Baumit Türkiye Teknik Müdürü Meltem Bayraktar San, Türkiye’deki yapı stokunun yaklaşık %40’ının yenilenmesi veya güçlendirilmesi gerektiğini vurgulayarak şunları ekledi:
“Deprem tasarımı ve malzeme dayanımı yetersiz olan yapılar ile mühendislik hizmeti almadan inşa edilen kaçak yapılar düşünüldüğünde, 6-7 milyon konutun yenilenmesi gerekiyor. Isı yalıtımı, yapıların uzun ömürlü ve güvenli hale gelmesine katkıda bulunan önemli bir faktördür.”
Isı yalıtımı olmayan binalar zamanla riskli hale geliyor
1 Ocak 2017 itibarıyla yürürlüğe giren Binalarda Enerji Performansı Yönetmeliği ile yeni yapılan binalarda ısı yalıtımı zorunlu hale getirilmiş olsa da, eski binalarda bu uygulamanın eksik veya yetersiz olduğu görülüyor.
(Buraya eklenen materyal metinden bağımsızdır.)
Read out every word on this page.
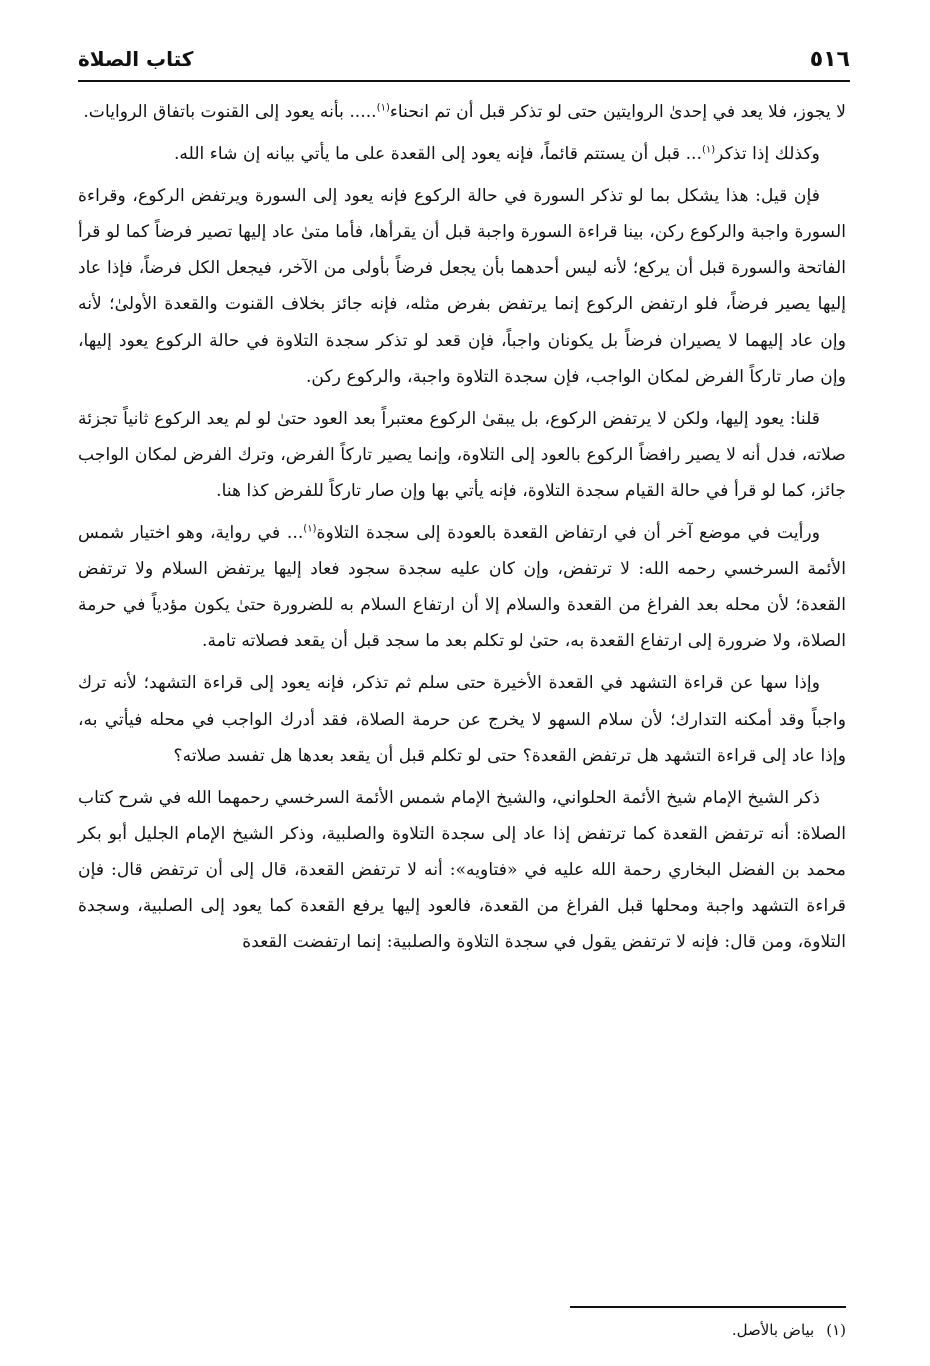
٥١٦
كتاب الصلاة

لا يجوز، فلا يعد في إحدىٰ الروايتين حتى لو تذكر قبل أن تم انحناء$^{(١)}$..... بأنه يعود إلى القنوت باتفاق الروايات.

وكذلك إذا تذكر$^{(١)}$... قبل أن يستتم قائماً، فإنه يعود إلى القعدة على ما يأتي بيانه إن شاء الله.

فإن قيل: هذا يشكل بما لو تذكر السورة في حالة الركوع فإنه يعود إلى السورة ويرتفض الركوع، وقراءة السورة واجبة والركوع ركن، بينا قراءة السورة واجبة قبل أن يقرأها، فأما متىٰ عاد إليها تصير فرضاً كما لو قرأ الفاتحة والسورة قبل أن يركع؛ لأنه ليس أحدهما بأن يجعل فرضاً بأولى من الآخر، فيجعل الكل فرضاً، فإذا عاد إليها يصير فرضاً، فلو ارتفض الركوع إنما يرتفض بفرض مثله، فإنه جائز بخلاف القنوت والقعدة الأولىٰ؛ لأنه وإن عاد إليهما لا يصيران فرضاً بل يكونان واجباً، فإن قعد لو تذكر سجدة التلاوة في حالة الركوع يعود إليها، وإن صار تاركاً الفرض لمكان الواجب، فإن سجدة التلاوة واجبة، والركوع ركن.

قلنا: يعود إليها، ولكن لا يرتفض الركوع، بل يبقىٰ الركوع معتبراً بعد العود حتىٰ لو لم يعد الركوع ثانياً تجزئة صلاته، فدل أنه لا يصير رافضاً الركوع بالعود إلى التلاوة، وإنما يصير تاركاً الفرض، وترك الفرض لمكان الواجب جائز، كما لو قرأ في حالة القيام سجدة التلاوة، فإنه يأتي بها وإن صار تاركاً للفرض كذا هنا.

ورأيت في موضع آخر أن في ارتفاض القعدة بالعودة إلى سجدة التلاوة$^{(١)}$... في رواية، وهو اختيار شمس الأئمة السرخسي رحمه الله: لا ترتفض، وإن كان عليه سجدة سجود فعاد إليها يرتفض السلام ولا ترتفض القعدة؛ لأن محله بعد الفراغ من القعدة والسلام إلا أن ارتفاع السلام به للضرورة حتىٰ يكون مؤدياً في حرمة الصلاة، ولا ضرورة إلى ارتفاع القعدة به، حتىٰ لو تكلم بعد ما سجد قبل أن يقعد فصلاته تامة.

وإذا سها عن قراءة التشهد في القعدة الأخيرة حتى سلم ثم تذكر، فإنه يعود إلى قراءة التشهد؛ لأنه ترك واجباً وقد أمكنه التدارك؛ لأن سلام السهو لا يخرج عن حرمة الصلاة، فقد أدرك الواجب في محله فيأتي به، وإذا عاد إلى قراءة التشهد هل ترتفض القعدة؟ حتى لو تكلم قبل أن يقعد بعدها هل تفسد صلاته؟

ذكر الشيخ الإمام شيخ الأئمة الحلواني، والشيخ الإمام شمس الأئمة السرخسي رحمهما الله في شرح كتاب الصلاة: أنه ترتفض القعدة كما ترتفض إذا عاد إلى سجدة التلاوة والصلبية، وذكر الشيخ الإمام الجليل أبو بكر محمد بن الفضل البخاري رحمة الله عليه في «فتاويه»: أنه لا ترتفض القعدة، قال إلى أن ترتفض قال: فإن قراءة التشهد واجبة ومحلها قبل الفراغ من القعدة، فالعود إليها يرفع القعدة كما يعود إلى الصلبية، وسجدة التلاوة، ومن قال: فإنه لا ترتفض يقول في سجدة التلاوة والصلبية: إنما ارتفضت القعدة

(١)بياض بالأصل.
Meltem Bayraktar San, ısı yalıtımı olmayan yapıların zamanla mukavemetini kaybedebileceğini belirterek şunları söyledi:
“Doğru ve kesintisiz uygulanmış nitelikli bir ısı yalıtım sistemi, binanın dayanıklılığını artırarak depreme karşı koruma sağlar. Özellikle eski binalarda, yoğuşma ve korozyon riskini önlemek için gecikmeden mantolama yaptırmak büyük önem taşıyor.”
Kamu ve özel sektör iş birliği ile denetim mekanizmalarının etkin çalışması, binaların sürdürülebilir ve güvenli hale gelmesini sağlayacaktır. Ayrıca, enerji verimliliği sağlayan çözümler teşvik edilerek hem çevresel hem de ekonomik sürdürülebilirlik desteklenebilir.
Baumit olarak inovatif ve yapı güvenliğini ön planda tutan çözümler geliştirmeye devam edeceklerini belirten San, depreme dayanıklı şehirler oluşturmanın sadece mühendislik önlemleriyle değil, yalıtım gibi tamamlayıcı unsurlarla da desteklenmesi gerektiğini vurguladı.